Figure 4: Enhancer strength can be measured with plant STARR-seq. A, Enhancer candidates were identified in accessibility data from Arabidopsis, tomato, maize and sorghum. The candidate sequences were array-synthesized and cloned into plant STARR-seq reporter constructs in the forward and reverse orientation. B, Enhancer strength was measured by plant STARR-seq in tobacco leaves and the correlation between results from two biological replicates is shown.
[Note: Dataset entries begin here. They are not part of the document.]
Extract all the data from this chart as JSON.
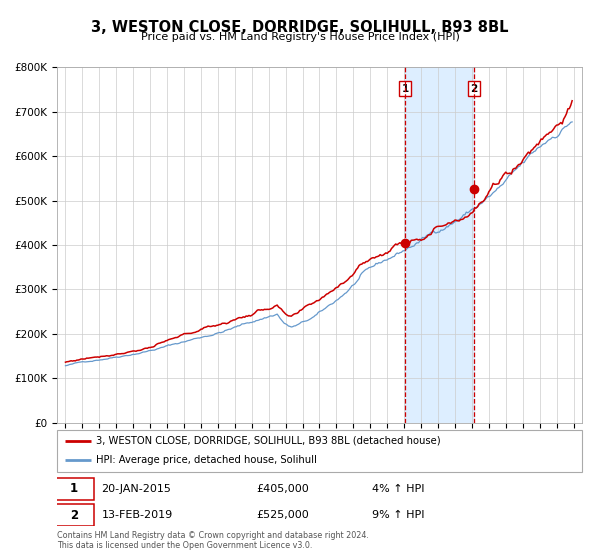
{
  "title": "3, WESTON CLOSE, DORRIDGE, SOLIHULL, B93 8BL",
  "subtitle": "Price paid vs. HM Land Registry's House Price Index (HPI)",
  "ylim": [
    0,
    800000
  ],
  "yticks": [
    0,
    100000,
    200000,
    300000,
    400000,
    500000,
    600000,
    700000,
    800000
  ],
  "ytick_labels": [
    "£0",
    "£100K",
    "£200K",
    "£300K",
    "£400K",
    "£500K",
    "£600K",
    "£700K",
    "£800K"
  ],
  "year_start": 1995,
  "year_end": 2025,
  "xlim_start": 1994.5,
  "xlim_end": 2025.5,
  "transaction1_date": 2015.05,
  "transaction1_price": 405000,
  "transaction1_label": "1",
  "transaction1_text": "20-JAN-2015",
  "transaction1_amount": "£405,000",
  "transaction1_hpi": "4% ↑ HPI",
  "transaction2_date": 2019.12,
  "transaction2_price": 525000,
  "transaction2_label": "2",
  "transaction2_text": "13-FEB-2019",
  "transaction2_amount": "£525,000",
  "transaction2_hpi": "9% ↑ HPI",
  "red_line_color": "#cc0000",
  "blue_line_color": "#6699cc",
  "shade_color": "#ddeeff",
  "vline_color": "#cc0000",
  "grid_color": "#cccccc",
  "bg_color": "#ffffff",
  "legend_line1": "3, WESTON CLOSE, DORRIDGE, SOLIHULL, B93 8BL (detached house)",
  "legend_line2": "HPI: Average price, detached house, Solihull",
  "footer": "Contains HM Land Registry data © Crown copyright and database right 2024.\nThis data is licensed under the Open Government Licence v3.0."
}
Apart from the genome-wide identification of cis-regulatory elements, Plant STARR-seq can also be used for a detailed characterization of individual elements. To understand how the condition-specific activity of plant enhancers is encoded in their DNA sequence, we used Plant STARR-seq to characterize and dissect three plant enhancers that possess light-responsive activity. Through saturation mutagenesis, we identified single-nucleotide mutations that strongly reduce the activity of the AB80, Cab‑1, and rbcS‑E9 enhancers. These mutations often cluster together in patches we term mutation-sensitive regions. We found cooperative interactions between these mutation-sensitive regions and shows that their spacing and orientation matters for light-responsive enhancer activity.
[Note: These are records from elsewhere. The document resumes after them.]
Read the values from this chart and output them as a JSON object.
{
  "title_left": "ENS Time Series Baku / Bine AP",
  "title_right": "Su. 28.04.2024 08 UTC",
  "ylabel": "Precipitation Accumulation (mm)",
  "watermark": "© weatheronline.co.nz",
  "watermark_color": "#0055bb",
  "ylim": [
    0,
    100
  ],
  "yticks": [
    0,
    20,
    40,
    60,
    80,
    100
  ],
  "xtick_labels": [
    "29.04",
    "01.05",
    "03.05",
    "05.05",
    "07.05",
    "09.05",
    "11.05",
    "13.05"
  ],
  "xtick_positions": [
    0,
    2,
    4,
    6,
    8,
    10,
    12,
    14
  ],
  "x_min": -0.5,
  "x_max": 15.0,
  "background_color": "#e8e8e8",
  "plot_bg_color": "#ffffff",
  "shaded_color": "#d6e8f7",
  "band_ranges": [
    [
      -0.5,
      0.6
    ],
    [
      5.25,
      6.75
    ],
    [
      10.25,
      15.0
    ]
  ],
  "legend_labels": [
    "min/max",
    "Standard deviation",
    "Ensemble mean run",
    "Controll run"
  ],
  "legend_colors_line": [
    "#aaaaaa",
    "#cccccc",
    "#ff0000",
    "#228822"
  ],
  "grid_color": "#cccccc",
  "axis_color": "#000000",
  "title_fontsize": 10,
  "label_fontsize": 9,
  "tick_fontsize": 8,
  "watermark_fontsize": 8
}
Figure 5: The AB80, Cab-1, and rbcS-E9 enhancers contain multiple mutation-sensitive regions. All possible single-nucleotide substitution, deletion, and insertion variants of the AB80, Cab‑1, and rbcS‑E9 enhancers were subjected to Plant STARR-seq in tobacco plants grown in normal light/dark cycles (light) or completely in the dark (dark) for two days prior to RNA extraction. Enhancer strength was normalized to the wild-type variant (log2 set to 0). A sliding average (window size = 6 bp) of the mean enhancer strength for all variants at a given position is shown. Mutational sensitivity is reflected by a reduction in enhancer strength (black arrow). Mutation-sensitive regions are indicated as colored rectangles.

The regulatory landscape of Arabidopsis thaliana roots at single-cell resolution

Mike Dorrity

Single-cell genomics provides a view of the state of each cell individually, allowing us to account for factors that confound typical bulk genomics experiments. These factors include cell type, cell cycle progression and developmental stage. With single cell measurements, each of these sources of heterogeneity in a typical biological sample can be deconvolved using the right tools to do so. As we profile single cells for molecular phenotypes beyond transcription, there is even greater potential to resolve individual cell states, but this resolution depends on our ability to leverage computational tools that integrate different types of data.
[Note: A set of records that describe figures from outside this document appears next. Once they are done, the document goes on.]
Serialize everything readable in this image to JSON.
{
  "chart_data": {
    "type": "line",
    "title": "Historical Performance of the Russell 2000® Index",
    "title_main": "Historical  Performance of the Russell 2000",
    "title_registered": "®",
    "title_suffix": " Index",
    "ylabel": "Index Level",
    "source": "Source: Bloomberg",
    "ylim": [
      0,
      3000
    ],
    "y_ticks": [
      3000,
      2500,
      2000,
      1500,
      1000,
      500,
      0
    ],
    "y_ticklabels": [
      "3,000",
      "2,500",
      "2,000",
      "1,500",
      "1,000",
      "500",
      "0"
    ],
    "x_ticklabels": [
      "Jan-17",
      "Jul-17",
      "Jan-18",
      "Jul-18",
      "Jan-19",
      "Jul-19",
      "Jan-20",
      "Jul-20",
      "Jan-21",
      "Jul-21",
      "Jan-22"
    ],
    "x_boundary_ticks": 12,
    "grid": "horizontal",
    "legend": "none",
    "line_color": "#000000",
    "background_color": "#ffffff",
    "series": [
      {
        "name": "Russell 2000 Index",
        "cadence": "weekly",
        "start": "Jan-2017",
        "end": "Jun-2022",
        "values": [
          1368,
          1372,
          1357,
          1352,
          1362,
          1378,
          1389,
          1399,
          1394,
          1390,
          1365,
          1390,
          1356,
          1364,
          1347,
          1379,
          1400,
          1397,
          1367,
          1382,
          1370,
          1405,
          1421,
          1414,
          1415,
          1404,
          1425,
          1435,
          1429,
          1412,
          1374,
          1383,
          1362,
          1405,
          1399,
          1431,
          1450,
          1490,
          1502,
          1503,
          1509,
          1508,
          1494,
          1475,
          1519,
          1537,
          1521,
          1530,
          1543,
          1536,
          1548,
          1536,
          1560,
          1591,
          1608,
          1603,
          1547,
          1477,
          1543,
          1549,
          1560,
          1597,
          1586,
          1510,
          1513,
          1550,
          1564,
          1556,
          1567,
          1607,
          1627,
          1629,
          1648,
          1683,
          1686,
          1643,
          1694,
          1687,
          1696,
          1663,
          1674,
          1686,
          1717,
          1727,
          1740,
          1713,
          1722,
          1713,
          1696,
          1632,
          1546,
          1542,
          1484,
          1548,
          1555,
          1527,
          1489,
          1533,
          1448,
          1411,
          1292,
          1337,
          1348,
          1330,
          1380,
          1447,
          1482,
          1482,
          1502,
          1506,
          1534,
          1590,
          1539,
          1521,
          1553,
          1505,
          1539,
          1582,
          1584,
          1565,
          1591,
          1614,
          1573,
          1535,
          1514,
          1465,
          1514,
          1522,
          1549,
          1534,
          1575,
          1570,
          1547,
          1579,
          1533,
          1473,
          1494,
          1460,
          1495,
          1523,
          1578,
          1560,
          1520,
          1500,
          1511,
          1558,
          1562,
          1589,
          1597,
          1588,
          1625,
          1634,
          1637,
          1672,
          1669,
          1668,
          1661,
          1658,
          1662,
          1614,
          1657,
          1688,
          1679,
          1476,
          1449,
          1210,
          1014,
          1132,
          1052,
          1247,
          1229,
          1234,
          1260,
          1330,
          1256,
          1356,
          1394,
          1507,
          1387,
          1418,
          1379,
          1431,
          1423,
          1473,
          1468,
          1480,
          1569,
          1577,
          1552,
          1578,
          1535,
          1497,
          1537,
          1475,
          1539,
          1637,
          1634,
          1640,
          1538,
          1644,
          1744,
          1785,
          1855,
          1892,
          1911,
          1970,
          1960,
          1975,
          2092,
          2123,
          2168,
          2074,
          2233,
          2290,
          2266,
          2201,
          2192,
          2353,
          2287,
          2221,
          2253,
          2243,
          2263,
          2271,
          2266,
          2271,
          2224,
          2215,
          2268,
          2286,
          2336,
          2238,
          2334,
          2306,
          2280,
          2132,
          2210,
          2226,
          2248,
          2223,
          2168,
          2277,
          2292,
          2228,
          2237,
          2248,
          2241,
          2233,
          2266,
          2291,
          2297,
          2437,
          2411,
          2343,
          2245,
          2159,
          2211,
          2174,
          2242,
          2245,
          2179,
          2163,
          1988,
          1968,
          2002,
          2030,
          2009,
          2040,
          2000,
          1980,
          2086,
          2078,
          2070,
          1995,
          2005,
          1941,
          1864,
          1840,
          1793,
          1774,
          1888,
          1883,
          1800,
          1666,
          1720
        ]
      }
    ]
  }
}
We used profiling of open chromatin by single cell ATAC-seq (scATAC) alongside previously generated transcriptional profiling data from single cell RNA-sequencing (scRNA) to discern cell states of the root of Arabidopsis thaliana, the continuously-developing tissue that is responsible for the acquisition of nutrients and water required for plant growth. These cell states can be visualized in a UMAP dimensionality reduction plot (Figure 1A). The power of scATAC-seq to identify cell type-specific accessible sites can be visualized simply by “pseudobulking” cells of each type and examining average cutcounts per site (Figure 1B).

We combined these scATAC-seq data with previous root scRNA-seq data (Ryu et al. 2019 Plant Physiol 179, 1444) to link cell states in these two data types. Using dataset integration tools (Stuart 2019 Cell 177, 1888), we generated a co-embedding of root cells from both scATAC-seq and scRNA-seq sources (Figure 2A). Using this co-embedding, we were able to predict gene expression levels in cells from our scATAC-seq experiment. With these integrated data, we asked whether we could we link the expression level of transcription factors, the regulatory proteins responsible for switching genes on and off, to the accessible sites that “open” up in root epidermis cells. We found that transcription factors like TTG2, which has an epidermis-specific expression pattern, can be linked to individual accessible regions of the genome, providing a first step toward building stepwise models of gene regulatory programs that are deployed during development (Figure 2B).